Изучение механизмов речи, мысли, видений, изучение связи смысловой стороны речи с ее отображением артикуляционной моторики показывают, как тесно связана микромимика с речью. Микромимика – незаметные сокращения мимических мышц в то время, когда человек говорит, слушает, думает – вызывается внутренними видениями, микроречью, оживлением следовых рефлексов, работой образного мышления.
Плодотворность взаимодействия партнеров при общении и внешняя выразительность диалога во многом зависят от того, насколько мысли и речь партнеров насыщены видениями.
Вывод этот побуждает нас обратить самое серьезное внимание на тренинг внутренних видений.
Нельзя забывать, что существуют разные типы памяти (зрительная, слуховая, двигательная), что художественно-одаренную личность характеризует чаще всего именно зрительная память, и что Павлов в своем учении о типах нервной системы специально выделил художественный тип с преобладанием первой сигнальной системы, в отличие от мыслительного типа с преобладанием второй сигнальной системы, связанной не столько с образной, сколько со словесно-логической стороной памяти.

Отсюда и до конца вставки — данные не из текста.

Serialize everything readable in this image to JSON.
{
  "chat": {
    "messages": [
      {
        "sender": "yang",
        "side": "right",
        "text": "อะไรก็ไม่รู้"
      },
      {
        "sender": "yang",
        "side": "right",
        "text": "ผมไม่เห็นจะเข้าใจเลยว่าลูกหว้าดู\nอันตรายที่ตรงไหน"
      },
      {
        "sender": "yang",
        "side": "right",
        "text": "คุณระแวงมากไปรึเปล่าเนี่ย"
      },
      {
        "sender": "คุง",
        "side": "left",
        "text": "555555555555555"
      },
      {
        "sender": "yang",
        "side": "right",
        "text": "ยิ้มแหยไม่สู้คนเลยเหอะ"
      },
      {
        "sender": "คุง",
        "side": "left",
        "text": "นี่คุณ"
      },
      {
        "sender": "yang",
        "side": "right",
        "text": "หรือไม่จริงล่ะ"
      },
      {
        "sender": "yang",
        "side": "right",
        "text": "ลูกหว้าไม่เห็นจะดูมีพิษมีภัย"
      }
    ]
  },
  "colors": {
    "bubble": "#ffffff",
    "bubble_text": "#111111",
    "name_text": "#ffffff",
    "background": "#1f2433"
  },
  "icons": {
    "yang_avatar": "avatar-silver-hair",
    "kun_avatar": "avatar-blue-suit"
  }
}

Действительно, видения осознаются не всегда и не всеми людьми, хотя могут быть осознаны, "увидены" всеми в любой момент процессов мышления и речи, поскольку они представляют собой часть этих процессов, являясь результатом временных связей между следовыми рефлексами зрительной памяти. Легче и чаще всего они проникают на экраны внутреннего зрения у людей художественного типа – артистов, писателей, живописцев. И. П. Павлов именно в таком, широком смысле выделял "художников", говорил о представителях иного, не художественного, типа: "Когда мы бодры, тогда словесный отдел тормозит первую сигнальную систему и поэтому мы в бодром состоянии (кроме художников, особенно устроенных людей), когда говорим, никогда предметы, которые словами называем, не представляем".
Ясно, что теория актерского творчества должна учитывать своеобразие художественного типа нервной системы, даже если теоретик является представителем мыслительного типа, которому чуждо и обременительно образное мышление. В противном случае мы сталкиваемся с полным игнорированием важной области актерского творчества. Так, в одной из статей о мастерстве актера написано, что злоупотребление в теории словом "видение" приводит ко многим неясностям и недоразумениям на практике, поскольку "видеть что-либо несуществующее здоровый человек не может". Вот так – не может, и все! И актер, который "может", – в недоумении и страхе: значит, он не здоров?
Далее автор статьи предостерегает актера – не следует стремиться увидеть несуществующее, "воображаемое", а то "глаза утратят нормальное выражение, взгляд станет неестественным, галлюцинирующим, ни в какой мере не способным убедить нас в реальности происходящего". Конечно, не надо пучить напряженные глаза. Но видение вызывается без всякого напряжения!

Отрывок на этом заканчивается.